Sprint Bioscience’s lead compound is called SB02024, which inhibits VPS34. The compound has many drug-like properties and has been characterised by several cell-based in-house assays. Furthermore, SB02024 potent, selective, and has a good safety profile.
In vivo mouse studies of Sprint’s compound showed decreased tumour growth when benchmarked against SAR405, a Sanofi VPS34 inhibitor. These included syngeneic models for melanoma, colorectal cancer, and renal cell carcinoma.
Furthermore, knockdown experiments of autophage inhibition showed an increase in certain chemokines like CCL5, CXCL10, and IFN-gamma. CD45+ T cell infiltration also increased due to this inhibition, suggesting a potential for enhancing immune response against cancer.
Combining VPS34 inhibitors with STING agonists like ADU-S100 significantly improved tumor growth inhibition and immune response. This suggested that ADU-S100 and SB02024 synergise to promote tumour growth inhibition (TGI), almost abolishing the growth of B16F10 tumors.

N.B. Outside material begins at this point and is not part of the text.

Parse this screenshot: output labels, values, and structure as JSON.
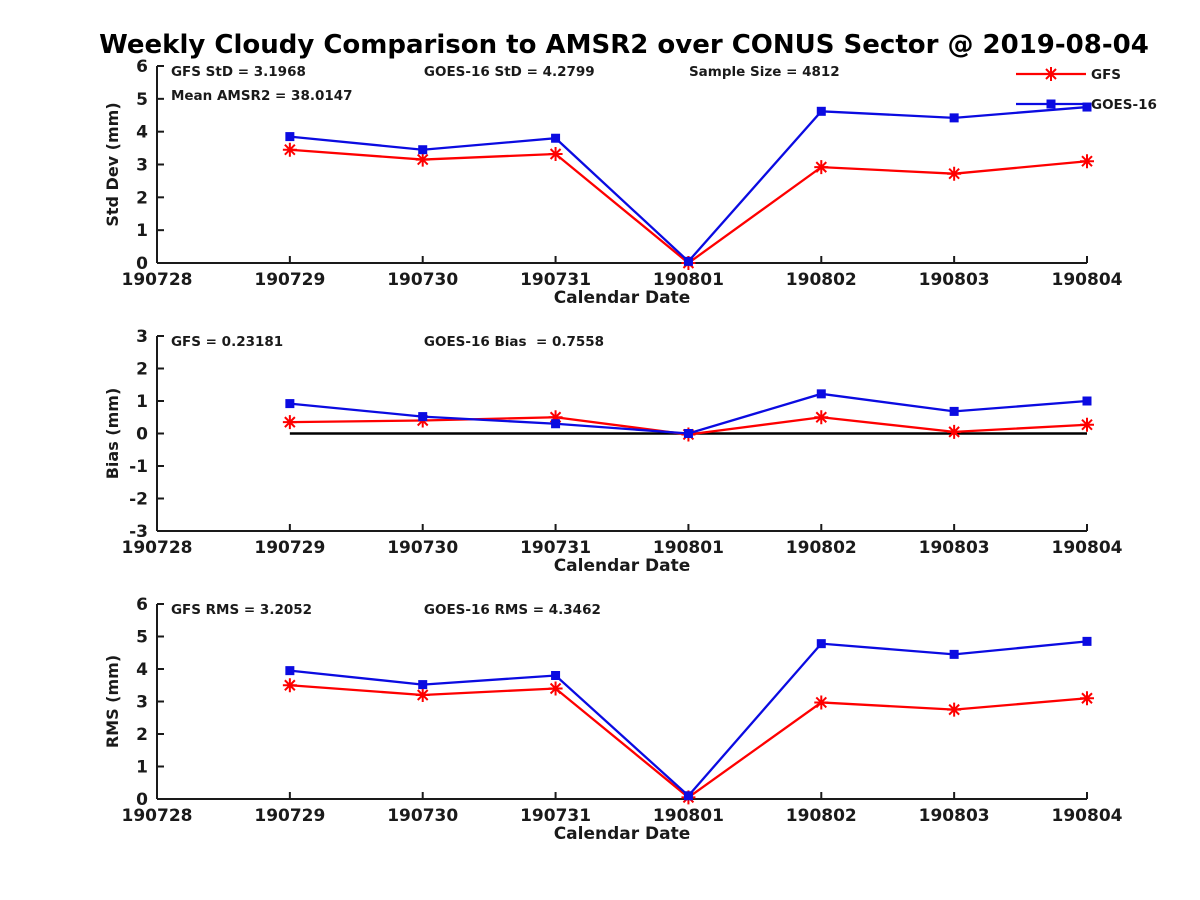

To better understand the mechanism of action, the team tested the effect of SB02024 on clear cell renal carcinoma. This also saw an increase in infiltration of CD45+ T cells and a secretion of chemokines. NanoString analysis of the tumours revealed an increase in signalling within innate immunity pathways as well as type 1 INF-gamma mediated signalling.
The presentation suggests that VPS34 inhibition may prevent the degradation of intracellular DNA, thereby enhancing the cGAS-STING pathway activation, which is crucial for immune signalling in cancer therapy. The mechanism of action of VPS34i potentiation of STING agonists might have consequences on efficacy and safety in vivo.